Traumatic deep vein thromboses (DVT) in athletes have been reported from the direct, compressive or shearing forces due to knee hyperextension, knee dislocation or lower extremity torsion while kicking or tackling motions. There are very few cases of sportsrelated lower extremity DVT directly from externally trauma.[3,7,15]
The risk factors for the athletic population include immobilization (long travels or due to healing from another injury), coagulopathy, intense exercise, fractures, surgery, polycythemia and hemoconcentration due to dehydratation or blood doping and an anabolic steroid abuse.[9,13,22] With or without trauma history, they have almost the same clinical symptoms; leg swelling, pain echymosis, positive Homans sign, and palpable mass or chord. Duplex ultrasonography is the modality of choice for patient suspected to have DVT.

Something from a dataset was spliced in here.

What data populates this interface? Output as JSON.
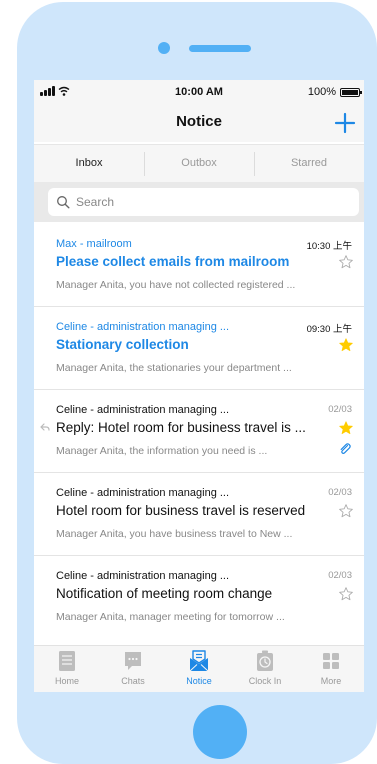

The mainstay of treatment for a DVT is anticoagulation and compression therapy to prevent pulmonary embolism and post-thrombotic syndrome. There is a growing evidence that the early lysis provided by thrombolytic therapy is more likely to preserve valve function, decreasing the recurrence of DVT, and the occurrence of post-thrombotic syndrome.[5,12,15]
In conclusion, to the best of our knowledge, this is first case of posterior tibial artery injury due the blunt trauma in a professional soccer player. Crural artery injuries after blunt sport traumas are very rare. In knee and ankle traumas with ischemic symptoms, vascular injuries should be excluded with prompt examination.